Bildiğiniz üzere, dinimizce kutsal sayılan ve Ramazan’dan sonra en mübarek ay olan Muharrem ayına girmiş bulunuyoruz. Perşembe günü de aşure gününü kutlayacağız.
Bütün olaylar zaman ve mekân içinde olur. Zamanları tatlı veya acı kılan içerisindeki yaşanan olaydır.
Gerek dini, gerekse sosyal - ekonomik vs. din dışı olsun, olaylar zamana ve mekâna özellik katarlar. Bayramlar, doğum, ölüm, başarılı ve acı günler hep böyledir.
Mekke’yi kutsal kılan Kabe, Medine’yi kutsal kılan da R.SAV.in kabri şerifleridir. 29 Ekim’i bayram yapan da Cumhuriyettir. Durum böyle olunca Muharrem ayını da kutsal kılan olaylar vardır. Hepsi de geçmiş zamana aittir. Şimdiki zamana ait olanlar bizlerin bu ayda yapacağımız güzelliklerdir; oruçtur, sadakadır, hayırdır, hasenattır. Özellikle aşure yemekleri, matem geleneği nedeni ile verilen yemeklerdir.
Hz. Adem’den başlayarak R.SAV.in zamanına kadar geçen zaman içerisinde güzel olaylar bu ayda cereyan etmiştir.
Örneğin;
1-Hz. Adem’in tevbesinin kabulü.
2-Hz. Nuh’un tufandan kurtuluşu.
3-Hz. Yunus’un balığın karnından halâsı.
4-Hz. Musa’nın Firavunun zulmünden kurtuluşu ve Firavunun Kızıldeniz’de askerleri ile boğuluşu.
5-Hz. Yusuf’un kuyudan çıkarılıp Mısır’a sultan olması.
6-Hz. İsa’nın aşure günü doğması.
7-Hz. İbrahim’in oğlu Hz. İsmail’in aşure günü doğması.
8-Hz. Davut’un tevbesinin kabulü.
9-Hz. Yakup’un yıllar sonra oğlu Hz. Yusuf’a kavuşması.
10-Hz. Eyyüb’ün yıllarca çektiği şiddetli hastalıkla şifa bulması.
Bunlar olumlu hadiselerdir. Bir de acı olanları vardır. Bunların başında da R.SAV.den yıllar sonra (30 sene) meydana gelen ve bütün İslam alemini etkileyen her müminin acısını yüreğinde taşıdığı 1375 senedir kanayan bir yara olan R.SAV.in 15 kadar hadisinde övdüğü onlar için (Hasan ve Hz. Hüseyin) cennet delikanlıları dediği kıymetli torunu Hz. Ali ve Hz. Fatıma’nın ciğer paraleri Hz. Hüseyin R.A. ve 72 masumun Emevi saltanatını zulümle ele geçiren Yezid haini tarafından bugünde bile kan gölü haline dönen ve Irak topraklarında bulunan Kerbela çölünde acımasızca aç, susuz, çaresiz bırakılarak hunharca şehit edilmeleri de maalesef yine bu kutsal ayda 10 Muharrem aşure gününde olmuştur.
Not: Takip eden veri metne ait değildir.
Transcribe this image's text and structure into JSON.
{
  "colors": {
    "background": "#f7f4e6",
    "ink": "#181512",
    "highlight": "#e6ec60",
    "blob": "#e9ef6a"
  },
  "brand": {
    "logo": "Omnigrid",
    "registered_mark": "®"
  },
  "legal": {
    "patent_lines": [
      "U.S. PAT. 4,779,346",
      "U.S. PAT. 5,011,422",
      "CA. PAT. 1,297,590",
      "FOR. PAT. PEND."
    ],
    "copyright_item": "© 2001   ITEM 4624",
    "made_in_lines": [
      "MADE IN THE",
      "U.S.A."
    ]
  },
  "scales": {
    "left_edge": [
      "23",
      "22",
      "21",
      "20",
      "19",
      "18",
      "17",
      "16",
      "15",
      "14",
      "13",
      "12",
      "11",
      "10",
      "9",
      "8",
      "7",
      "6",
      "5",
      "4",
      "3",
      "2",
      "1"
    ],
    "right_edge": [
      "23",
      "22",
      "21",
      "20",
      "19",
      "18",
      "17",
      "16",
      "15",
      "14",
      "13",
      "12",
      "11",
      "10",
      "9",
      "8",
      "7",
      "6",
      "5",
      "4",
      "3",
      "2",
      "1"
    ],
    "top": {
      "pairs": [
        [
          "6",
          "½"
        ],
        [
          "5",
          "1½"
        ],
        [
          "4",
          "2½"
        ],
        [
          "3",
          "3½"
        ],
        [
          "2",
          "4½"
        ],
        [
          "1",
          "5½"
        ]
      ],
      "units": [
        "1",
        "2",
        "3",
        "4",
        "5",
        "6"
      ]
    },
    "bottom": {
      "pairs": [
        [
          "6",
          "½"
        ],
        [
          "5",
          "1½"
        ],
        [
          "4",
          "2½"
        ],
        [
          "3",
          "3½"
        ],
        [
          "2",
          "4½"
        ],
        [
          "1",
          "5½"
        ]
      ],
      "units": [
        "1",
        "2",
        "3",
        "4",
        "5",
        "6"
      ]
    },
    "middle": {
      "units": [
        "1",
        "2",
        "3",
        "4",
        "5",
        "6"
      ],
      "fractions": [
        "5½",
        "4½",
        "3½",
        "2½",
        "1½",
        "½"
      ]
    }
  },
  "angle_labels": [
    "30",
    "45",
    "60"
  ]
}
Elbette ki acı bir olaydır. Bu olayın detayı, sebep ve sonuçları bu makalenin vüsatına sığmaz. Ancak şu kadarını ifade edelim ki, bu ve bugün hala devam eden oluk oluk Müslüman kanının akmasına neden olan olayların ana sebebi siyasidir, politiktir, taht ve post kavgasıdır. Dini ve mezhepsel farklılıkları bahane ederek çıkar gruplarının iç ve dış düşmanlar tarafından tezgahlanarak ve desteklenerek devam ettiği bir gerçektir.
Burada bize düşen bu ve benzeri olayları bahane ederek dini, bir dili, bir yurdu, bir örfü, bir adeti bir olan ve bir halının desenlerinin farklılıkları gibi olan mezhepsel ve tarikatsal bazı ayrıntılara takılmamak, birlik ve dirliğimizi, huzur ve asayişimizin bozulmamasına özen göstermektir.
Muharrem ayını halkımızın anlayışı doğrultusunda bize yakışır biçimde kutlamak, Ehl-i Beyt’e olan saygı ve sevgimizi göstermek, orucumuz ve aşure yemeklerimiz ile güzel geleneklerimizi devam ettirmektir.